Face à ces mutations et aux menaces des sociétés contemporaines, les familles, les communautés sociales, les structures globales de la société sont les témoins de nouveaux systèmes de cohésion et de protection. L’intimité et le secret, la prise de risque, la promotion de la responsabilité personnelle, la complexité semblent avoir laissé la place aux principes de transparence, de précaution, d’évaluation, de simplification.
Ceux-ci en viennent à constituer un totem d’un nouveau genre, sorte de « tétrapode » qui tient de l’animal quadrupède et du quadripôle électrique : les pieds sont constitués par les quatre principes précités ; l’emblème céphalique programme l’obligation de résultat ; l’appendice caudal assure une traçabilité à toute épreuve ; enfin, le circuit électronique qui connecte le tout réalise la mobilité surprenante d’un corps affairé à l’étiquetage méthodique de tout ce qui bouge autour de lui.
Ce tétrapode semble agir à l’inverse du projet cybernétique cherchant à repérer les communications et les autorégulations complexes qui exixtent dans l’animal et la machine ; il est en effet un animal-machine, robot biologico-articifiel simple, robuste et sans états d’âme, censé réguler les communications sociales, remplacer les responsabilités humaines susceptibles de défaillir, et protéger les individus. En cela, il remplit bien une fonction de totem, symbolisant l’action des divinités athées représentées par ses divers appendices. Ces nouveaux principes ainsi totémisés produisent un système de valeurs inconnu jusqu’alors, et relèvent de croyances mythiques d’autant plus efficientes qu’elles ne sont pas identifiées comme telles. De tels principes sont habituellement édictés pour faire face aux écueils d’un monde incertain, aux limites des connaissances, aux défaillances humaines et techniques.

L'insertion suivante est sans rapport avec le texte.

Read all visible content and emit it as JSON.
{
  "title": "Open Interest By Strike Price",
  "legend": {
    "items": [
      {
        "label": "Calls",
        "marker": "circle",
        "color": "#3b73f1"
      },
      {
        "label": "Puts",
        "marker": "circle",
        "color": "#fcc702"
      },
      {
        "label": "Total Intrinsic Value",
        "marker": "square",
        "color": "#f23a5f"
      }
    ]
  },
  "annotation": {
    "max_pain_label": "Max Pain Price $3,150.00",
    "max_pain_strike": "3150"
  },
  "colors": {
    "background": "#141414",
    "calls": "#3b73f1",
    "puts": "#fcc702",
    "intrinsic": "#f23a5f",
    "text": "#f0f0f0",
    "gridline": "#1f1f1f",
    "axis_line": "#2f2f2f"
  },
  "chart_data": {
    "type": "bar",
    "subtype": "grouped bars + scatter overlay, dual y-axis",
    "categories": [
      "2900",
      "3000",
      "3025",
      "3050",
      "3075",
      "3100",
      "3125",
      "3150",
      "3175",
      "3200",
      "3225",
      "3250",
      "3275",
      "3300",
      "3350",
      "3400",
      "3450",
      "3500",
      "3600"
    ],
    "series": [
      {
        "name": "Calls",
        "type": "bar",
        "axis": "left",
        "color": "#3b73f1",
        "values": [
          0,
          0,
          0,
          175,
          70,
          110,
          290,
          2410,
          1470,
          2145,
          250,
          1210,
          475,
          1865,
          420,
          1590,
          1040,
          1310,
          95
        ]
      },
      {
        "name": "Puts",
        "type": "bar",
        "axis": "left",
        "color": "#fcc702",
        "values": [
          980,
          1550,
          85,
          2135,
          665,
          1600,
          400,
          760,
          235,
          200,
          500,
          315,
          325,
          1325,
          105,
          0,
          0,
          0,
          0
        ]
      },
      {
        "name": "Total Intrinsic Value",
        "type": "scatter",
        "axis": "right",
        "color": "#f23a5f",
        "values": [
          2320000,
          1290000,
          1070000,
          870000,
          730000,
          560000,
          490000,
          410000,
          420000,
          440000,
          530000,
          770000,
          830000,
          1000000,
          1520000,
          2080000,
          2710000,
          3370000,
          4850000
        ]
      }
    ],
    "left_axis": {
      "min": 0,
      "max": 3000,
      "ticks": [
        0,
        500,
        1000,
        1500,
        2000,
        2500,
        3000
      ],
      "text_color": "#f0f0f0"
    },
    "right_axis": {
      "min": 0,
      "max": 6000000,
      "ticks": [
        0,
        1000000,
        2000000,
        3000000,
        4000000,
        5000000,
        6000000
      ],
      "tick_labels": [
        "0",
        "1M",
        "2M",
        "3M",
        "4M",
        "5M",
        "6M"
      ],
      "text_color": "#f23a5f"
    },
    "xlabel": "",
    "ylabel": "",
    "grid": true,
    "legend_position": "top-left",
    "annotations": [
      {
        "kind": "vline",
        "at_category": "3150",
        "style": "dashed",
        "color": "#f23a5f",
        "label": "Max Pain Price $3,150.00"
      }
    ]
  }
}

Or ces propos légèrement provoquants ne cherchent pas ici à participer aux concerts de critiques des progrès techniques qui assaillent une société et ses nombreux sous-systèmes en pleine transformation. Ces mouvements défensifs, rituels, mythiques et idéologiques, sont plutôt à percevoir comme la contrepartie indispensable de la mutation du monde contemporain, et des tensions entre tendances à l’innovation et tendances au statu quo. Devant les désorganisations rituelles et les menaces mythiques, l'urgence d'une argumentation épistémique, tant sur les plans microsociaux que macrosociaux, apparaît, encore plus aujourd'hui qu'hier, comme une nécessité vitale, susceptible, entre autres choses, d'améliorer ce tétrapode désormais incontournable.